Fashion at the Office


My friend Marc is on CNN talking about the impact your clothing choices can have on your career.




 

I don’t really appreciate what he has to say about my Strawberry Shortcake tank top and flip flops, but whatever.

Comments (6)

  1. tod hilton says:

    But I like my flip-flops! 🙂 Seriously though, I see this as a definite issue in some industries, whereas others are much more forgiving. For instance here at MSFT, when my corporate VP (not to mention our senior VP of HR, LisaB) wear shorts to work I feel pretty comfortable doing the same thing.

  2. HeatherLeigh says:

    Yes, and we have to keep in mind that Marc and CNN live in NYC. Though I will say that I have been to TheLadders office and I’m wracking my brain trying to recall if I saw any flip-flops. It was a casual environment, but I think it was flip-flop free. They kind of made casual work and look stylish without looking too trndy or sloppy.
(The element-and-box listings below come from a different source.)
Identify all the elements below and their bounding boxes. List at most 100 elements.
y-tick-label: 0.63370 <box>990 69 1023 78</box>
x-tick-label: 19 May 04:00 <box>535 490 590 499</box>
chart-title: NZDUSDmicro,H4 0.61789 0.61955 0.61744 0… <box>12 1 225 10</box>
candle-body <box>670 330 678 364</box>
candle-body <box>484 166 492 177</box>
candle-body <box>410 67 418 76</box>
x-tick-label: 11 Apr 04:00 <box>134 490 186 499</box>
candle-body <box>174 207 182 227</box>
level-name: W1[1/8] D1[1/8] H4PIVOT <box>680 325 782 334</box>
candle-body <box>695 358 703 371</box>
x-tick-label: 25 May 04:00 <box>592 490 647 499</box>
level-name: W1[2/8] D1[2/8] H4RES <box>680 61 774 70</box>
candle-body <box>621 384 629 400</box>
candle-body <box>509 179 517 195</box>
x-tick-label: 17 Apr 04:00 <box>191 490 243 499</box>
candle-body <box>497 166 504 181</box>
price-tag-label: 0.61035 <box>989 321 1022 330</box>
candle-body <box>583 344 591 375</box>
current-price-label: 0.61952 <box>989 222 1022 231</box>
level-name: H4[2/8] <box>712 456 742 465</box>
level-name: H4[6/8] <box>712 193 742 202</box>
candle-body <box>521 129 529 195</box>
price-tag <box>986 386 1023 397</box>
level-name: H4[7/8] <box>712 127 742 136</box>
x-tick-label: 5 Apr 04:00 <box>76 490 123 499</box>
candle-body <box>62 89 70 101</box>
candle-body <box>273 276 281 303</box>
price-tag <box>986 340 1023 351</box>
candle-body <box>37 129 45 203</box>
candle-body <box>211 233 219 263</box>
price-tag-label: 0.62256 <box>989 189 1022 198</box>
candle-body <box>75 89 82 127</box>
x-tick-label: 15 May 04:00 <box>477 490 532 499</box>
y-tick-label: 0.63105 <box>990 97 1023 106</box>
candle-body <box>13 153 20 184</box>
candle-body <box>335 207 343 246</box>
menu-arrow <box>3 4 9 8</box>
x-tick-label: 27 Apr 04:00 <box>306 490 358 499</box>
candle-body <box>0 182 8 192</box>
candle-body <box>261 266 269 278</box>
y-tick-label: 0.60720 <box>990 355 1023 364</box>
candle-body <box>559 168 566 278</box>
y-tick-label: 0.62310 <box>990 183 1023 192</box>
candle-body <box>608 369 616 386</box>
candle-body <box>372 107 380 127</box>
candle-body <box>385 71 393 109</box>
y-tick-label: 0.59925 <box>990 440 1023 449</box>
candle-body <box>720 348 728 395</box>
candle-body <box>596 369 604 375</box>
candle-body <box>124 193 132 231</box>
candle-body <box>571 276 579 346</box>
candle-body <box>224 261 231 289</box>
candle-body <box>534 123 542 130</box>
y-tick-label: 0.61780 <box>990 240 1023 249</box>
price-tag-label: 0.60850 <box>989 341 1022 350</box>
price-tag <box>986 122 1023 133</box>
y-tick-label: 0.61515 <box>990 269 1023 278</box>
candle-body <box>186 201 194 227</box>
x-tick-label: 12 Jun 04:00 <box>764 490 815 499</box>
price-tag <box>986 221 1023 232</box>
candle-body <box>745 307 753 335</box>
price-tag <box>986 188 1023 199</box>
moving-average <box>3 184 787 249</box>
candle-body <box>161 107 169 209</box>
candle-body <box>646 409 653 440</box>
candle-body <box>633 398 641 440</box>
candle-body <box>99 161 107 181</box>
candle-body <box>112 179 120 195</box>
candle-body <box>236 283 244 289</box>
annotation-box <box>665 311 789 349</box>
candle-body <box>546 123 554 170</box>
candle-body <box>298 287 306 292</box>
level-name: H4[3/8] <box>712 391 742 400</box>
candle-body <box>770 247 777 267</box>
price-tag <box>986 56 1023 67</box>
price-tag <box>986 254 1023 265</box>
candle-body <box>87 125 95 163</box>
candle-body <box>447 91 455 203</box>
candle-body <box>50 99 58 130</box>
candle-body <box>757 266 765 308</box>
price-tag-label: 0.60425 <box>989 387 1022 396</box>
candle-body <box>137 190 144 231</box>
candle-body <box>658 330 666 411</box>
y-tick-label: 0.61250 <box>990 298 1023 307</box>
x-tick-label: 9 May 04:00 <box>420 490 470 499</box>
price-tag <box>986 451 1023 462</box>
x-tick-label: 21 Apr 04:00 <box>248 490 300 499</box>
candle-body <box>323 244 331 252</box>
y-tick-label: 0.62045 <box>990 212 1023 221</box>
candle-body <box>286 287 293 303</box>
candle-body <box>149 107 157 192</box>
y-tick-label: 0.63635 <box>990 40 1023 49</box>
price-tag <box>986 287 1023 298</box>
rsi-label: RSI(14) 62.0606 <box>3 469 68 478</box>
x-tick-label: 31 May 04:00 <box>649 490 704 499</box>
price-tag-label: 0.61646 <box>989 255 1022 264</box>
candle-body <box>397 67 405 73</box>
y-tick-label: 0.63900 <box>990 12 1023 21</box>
Ah, darn New York. That’s why I like shopping there.

    I think it also depends on what you wear with the flip flops. When you see them at work, sometimes people look like they just rolled out of bed (ew) and sometimes the flip-flops are part of a cute outfit. Sometimes they remind me of reading TheHobbit as a kid. Sasquatch?

  3. wine-oh says:

    Ok on this topic I must share something. Today at work we had a divisional lunch at a nice restaurant. Open bar, served meal for 150 people. The e mail with the directions and such had strict instructions that said it was business casual. The divisional president showed up in jeans and one team wore team tshirts. Shouldnt leaders lead by example? 🙂 No one would send the president home to change, and the team lead of the tshirt brigade is high up there too.

    Oh and flip flops in nyc = bad. Ive had them come off running across the street to make a light. Ive gotten caught in the rain with them. They arent good on the subway. And me, I have fred flintstone toes and dont want to show them to the world. But thats just me.

  4. HeatherLeigh says:

    wine-oh, I guess it dpeends on your work culture. Maybe we would need tosee the restaurant. At my work, business casual could be construed as jeans and t-shirts (you know, good t-shirts). Our VP spoke at a recruiting conference last year and mentioned that she didn’t wear her regular cargo shorts and polo becasue she didn’t think it would be apprporiate and I remember several of us thinking that she could have really worn it because that is part of her personal brand. But I get that restaurants have dress codes.

    I was thinking the same reason for the aversion to flip flops in NYC. You could step in some pretty funky stuff if your foot slips out. Having said that I am pretty sure that I did wear them when I was there (my good ones, of course). Maybe that is just part of the NY experience. But I wouldn’t want to do it regularly.

    I understand about the FF toes. I don’t have them but I do notice when someone does and is wearing open shoes…can’t help it.

  5. patblue says:

    Thank GOD I work for Microsoft, articles like this one really get me going.  I am all about the flip flops, every day in the summer in fact.  I don’t feel like i have ever been held back due to my casual work attire.   Work attire is a big driver in my work/life happiness.  I go to NYC regularly HH, and I can confirm that you didn’t see any flip flops in The Ladders’ office.  Your description of NYC casual was right on, for some reason I step up and match my belt to my shoes (no ffs) when I travel to our NYC office.  Our senior management actively ‘tried’ to shift our ‘dress for success’ attire theme in our office – didn’t go over so well once the days started hitting 75 degrees ;-).

  6. Dave8403 says:

    Each profession requires different attire at different times.  When a suit and tie are required, shoes/belt need to coordinate as well.  It’s a level of expectation like going to a car dealer showroom your expectation is pristine, detailed cars not seeing a car straight off the street.  I mean would you hire an attorney, CPA, or doctor when they or their staff were dressed in t-shirts, flip-flops?  On the other hand, would you rent a jet ski or hire a boat Capt for a fishing trip dressed in a suit — obviously not unless his shoes and belt matched (:{).